Keep raisins tightly sealed at room
temperature up to 4 months, or refrigerated or frozen up to 1 year.
To re-plump raisins, pour boiling water over the raisins in a bowl and
let soak for 5 minutes. Or place them in a microwaveable dish and
sprinkle with about 2 teaspoons water per cup of raisins. Cover with
plastic wrap, prick the plastic in a few spots for ventilation, and
microwave on high power 30 to 45 seconds. Let stand and covered for 1 to
2 minutes. You can also soak raisins in flavored liquids such as liquor,
liqueur, or fruit juice overnight or longer. Use a liquid that
complements the flavors in your recipe.
To un-stick those raisins that have clumped
together, run them under hot water in a sieve. Pat dry if necessary. Or
microwave them on medium power for 40 to 60 seconds, checking every 10
seconds. To chop sticky raisins, coat your knife blade with nonstick
cooking spray. Freezing raisins to keep them from sticking to the knife
and cutting board during chopping. This will help to save on chopping
time. Better yet, replace any chopped raisins in your recipe with an
equal amount of dried currants, which taste and look like raisins but
are much smaller and require no chopping.

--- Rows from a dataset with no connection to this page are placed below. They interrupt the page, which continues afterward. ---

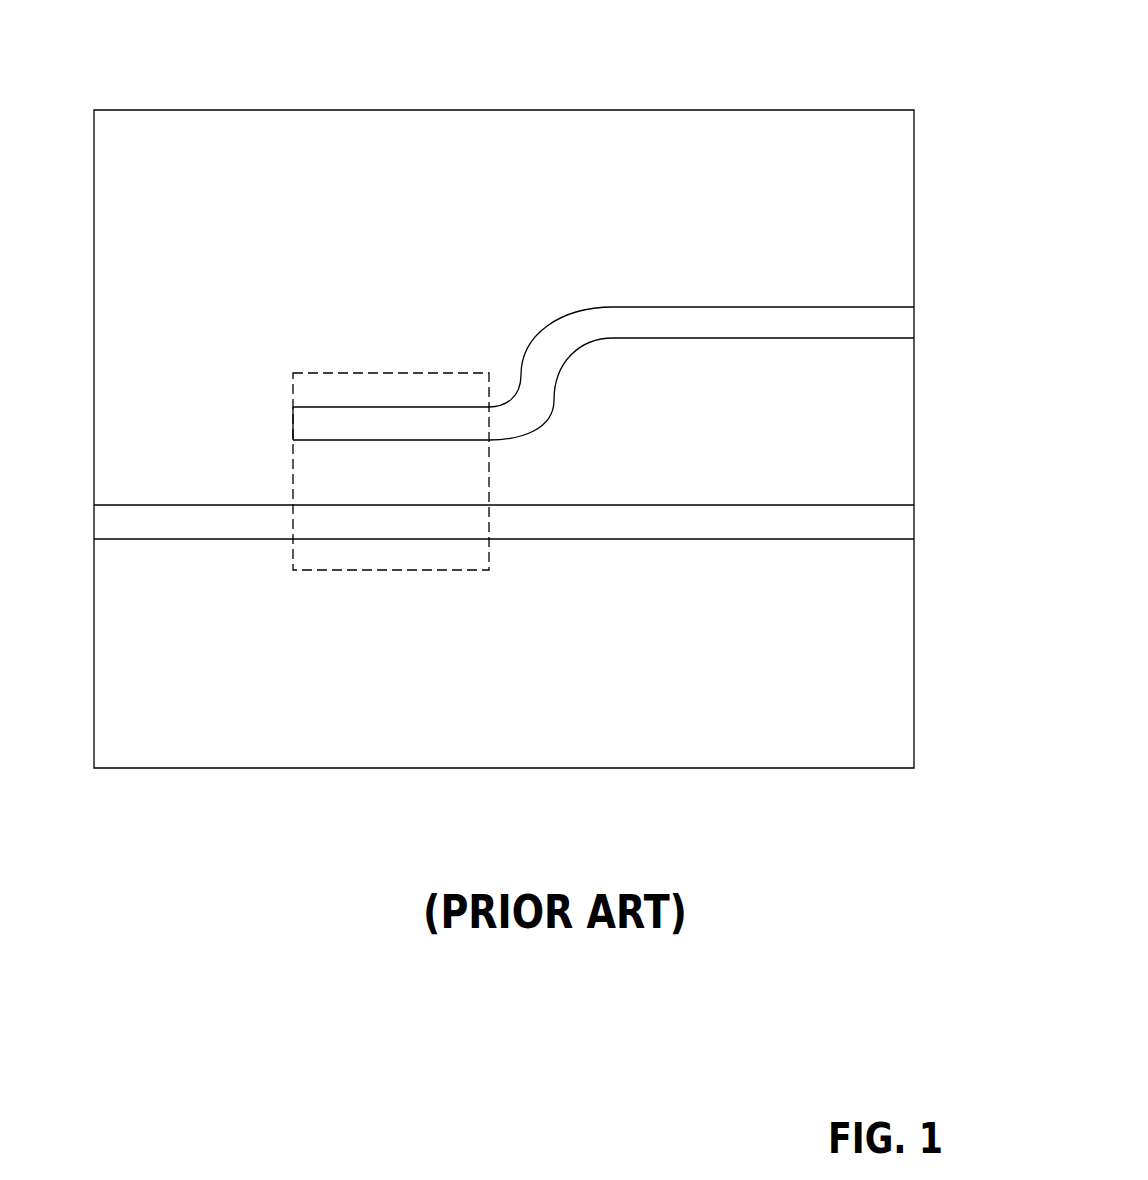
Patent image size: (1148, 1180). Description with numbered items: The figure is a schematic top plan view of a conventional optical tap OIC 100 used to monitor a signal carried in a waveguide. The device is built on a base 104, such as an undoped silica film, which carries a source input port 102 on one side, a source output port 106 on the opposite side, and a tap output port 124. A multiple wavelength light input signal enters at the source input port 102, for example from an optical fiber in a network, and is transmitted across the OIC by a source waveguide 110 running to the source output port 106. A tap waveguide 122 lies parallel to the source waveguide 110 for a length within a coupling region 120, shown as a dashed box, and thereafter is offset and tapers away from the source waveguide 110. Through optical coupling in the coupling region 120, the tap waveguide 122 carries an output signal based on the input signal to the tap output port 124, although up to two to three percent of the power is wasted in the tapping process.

The optical tap OIC 100 is at (817, 44).
The source input port 102 is at (96, 530).
The base 104 is at (325, 735).
The source output port 106 is at (915, 520).
The source waveguide 110 is at (238, 533).
The coupling region 120 is at (392, 373).
The tap waveguide 122 is at (751, 327).
The tap output port 124 is at (915, 317).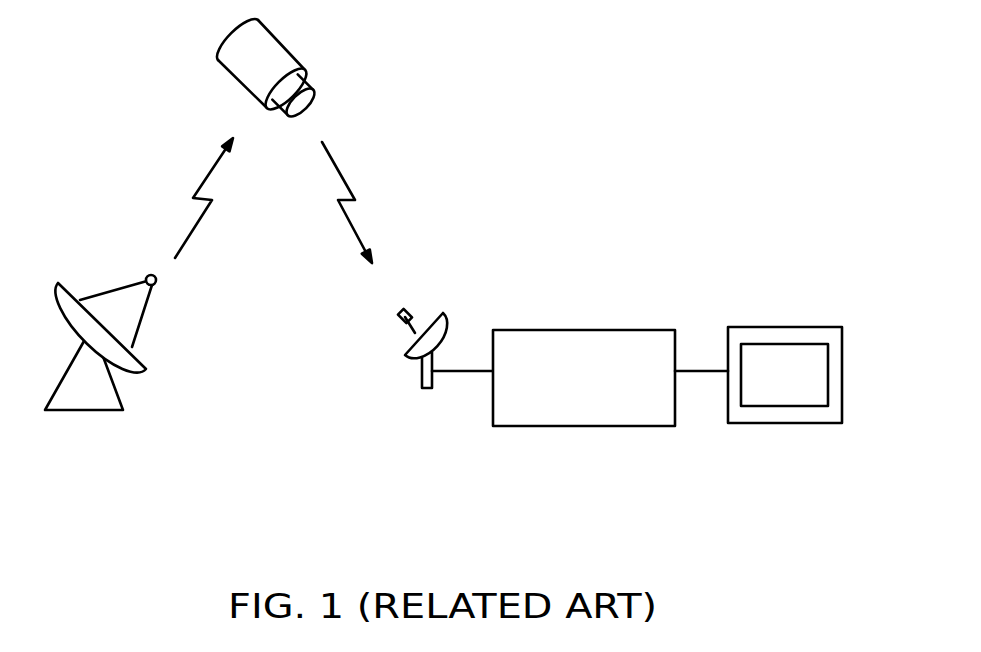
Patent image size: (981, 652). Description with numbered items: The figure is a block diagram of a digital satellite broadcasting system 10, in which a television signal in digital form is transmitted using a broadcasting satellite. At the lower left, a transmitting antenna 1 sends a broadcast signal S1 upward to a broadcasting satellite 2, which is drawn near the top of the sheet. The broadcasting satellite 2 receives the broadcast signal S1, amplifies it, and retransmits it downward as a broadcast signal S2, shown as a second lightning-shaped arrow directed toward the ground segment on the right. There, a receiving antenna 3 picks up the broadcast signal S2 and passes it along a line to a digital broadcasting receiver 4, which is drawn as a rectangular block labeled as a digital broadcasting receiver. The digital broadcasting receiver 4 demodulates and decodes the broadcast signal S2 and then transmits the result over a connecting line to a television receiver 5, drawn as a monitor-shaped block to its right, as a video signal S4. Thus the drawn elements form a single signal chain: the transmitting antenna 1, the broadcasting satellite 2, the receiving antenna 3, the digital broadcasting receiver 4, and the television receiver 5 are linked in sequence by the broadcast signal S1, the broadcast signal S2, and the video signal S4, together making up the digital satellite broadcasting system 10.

Raisins contain nonheme iron, which is a
more difficult form of iron for the body to absorb. For maximum iron
absorption, pair raisins with a food that's high in vitamin C, such as
citrus, berries, cantaloupe, tomatoes, cabbage or peppers.
Fascinating Fact : A raisin dropped
in a glass of fresh champagne will bounce up and down continually from
the bottom of the glass to the top and down again.